The company is literally reinventing the wheel
Continental has developed what it calls the dual New Wheel Concept; a nifty wheel idea incorporating an outer section called the rim well, and inner section called the carrier star which incorporates an aluminum brake disc.
Continental says the design optimizes braking for electric vehicles by reducing weight, while eliminating poor braking performance from traditional brake rotors that can be subject to corrosion. It would also reduce maintenance costs because the aluminum disc is designed to last the life of the car.
“In EVs, it’s crucial that the driver expends as little energy as possible on the friction brake,” said Paul Linhoff, Continental's head of brake pre-development in the chassis & safety business unit. “During a deceleration, the momentum of the vehicle is converted into electricity in the generator to increase the vehicle’s range. That’s why the driver continues to operate the brake pedal – but it certainly doesn’t mean that the wheel brakes are active too.”

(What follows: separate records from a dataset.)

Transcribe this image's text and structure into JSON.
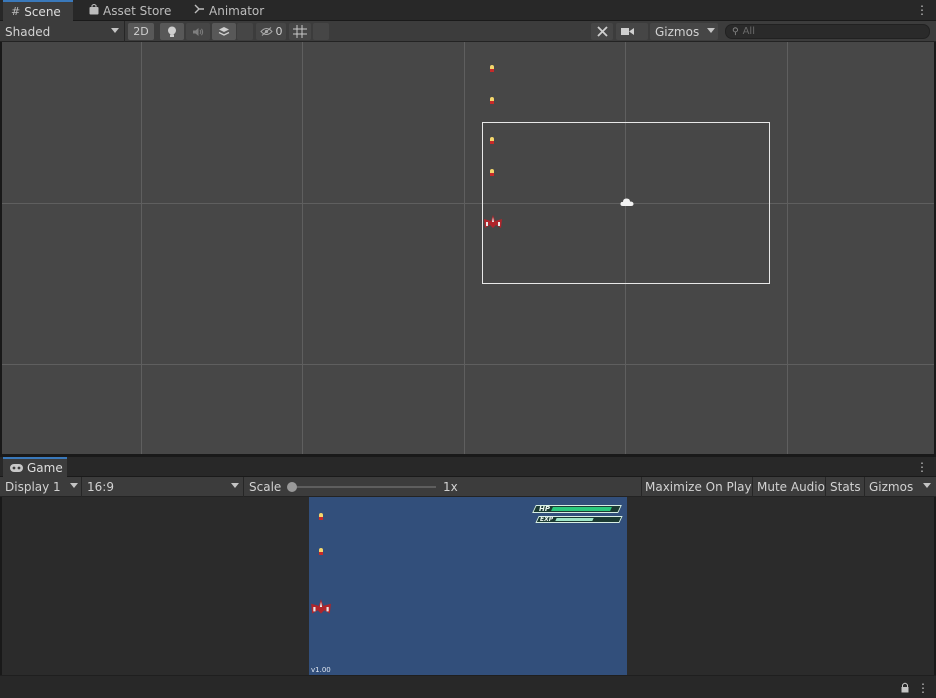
{
  "scene_tabs": [
    {
      "label": "Scene",
      "icon": "grid-icon",
      "active": true
    },
    {
      "label": "Asset Store",
      "icon": "bag-icon",
      "active": false
    },
    {
      "label": "Animator",
      "icon": "animator-icon",
      "active": false
    }
  ],
  "scene_toolbar": {
    "draw_mode": "Shaded",
    "mode_2d": "2D",
    "hidden_count": "0",
    "gizmos": "Gizmos",
    "search_placeholder": "All"
  },
  "game_tab": {
    "label": "Game",
    "icon": "gamepad-icon"
  },
  "game_toolbar": {
    "display": "Display 1",
    "aspect": "16:9",
    "scale_label": "Scale",
    "scale_value": "1x",
    "scale_fraction": 0.0,
    "maximize_on_play": "Maximize On Play",
    "mute_audio": "Mute Audio",
    "stats": "Stats",
    "gizmos": "Gizmos"
  },
  "game": {
    "hp_label": "HP",
    "exp_label": "EXP",
    "hp_fraction": 0.92,
    "exp_fraction": 0.62,
    "version": "v1.00"
  },
  "colors": {
    "accent": "#3a79bb",
    "scene_bg": "#474747",
    "game_bg": "#324f7b",
    "hp_fill": "#2bc97d",
    "exp_fill": "#9fe6c8"
  }
}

Basically, the inner star section attaches to the hub, with the wheel brake fastened to the wheel carrier of the axle. The brake engages the disc from the inside, allowing for a wider friction radius. With the lightweight design, the car uses less energy to accelerate and maintain speed, thus increasing range. Since EVs use regenerative braking, physical brake components are subject to less wear. As such, the aluminum disc will last the life of the car, with the only wear items being the brake pads.
Continental says it designed its New Wheel Concept for medium and compact-class vehicles, and that the design was deemed “sturdy and fulfills all the established criteria” for this application. As far as we can tell, no outside testing on this design has been performed.
It’s certainly an interesting concept, especially at a time when vehicle mass is steadily increasing on pretty much every model, electric or otherwise. The idea of a lifetime brake disc is certainly appealing as well, and aluminum does offer numerous performance advantages. We’re not entirely sold on the looks of the wheel, and we would certainly need to see more testing for durability. But for vehicles that make prolific use of regenerative braking, this could be something worth watching.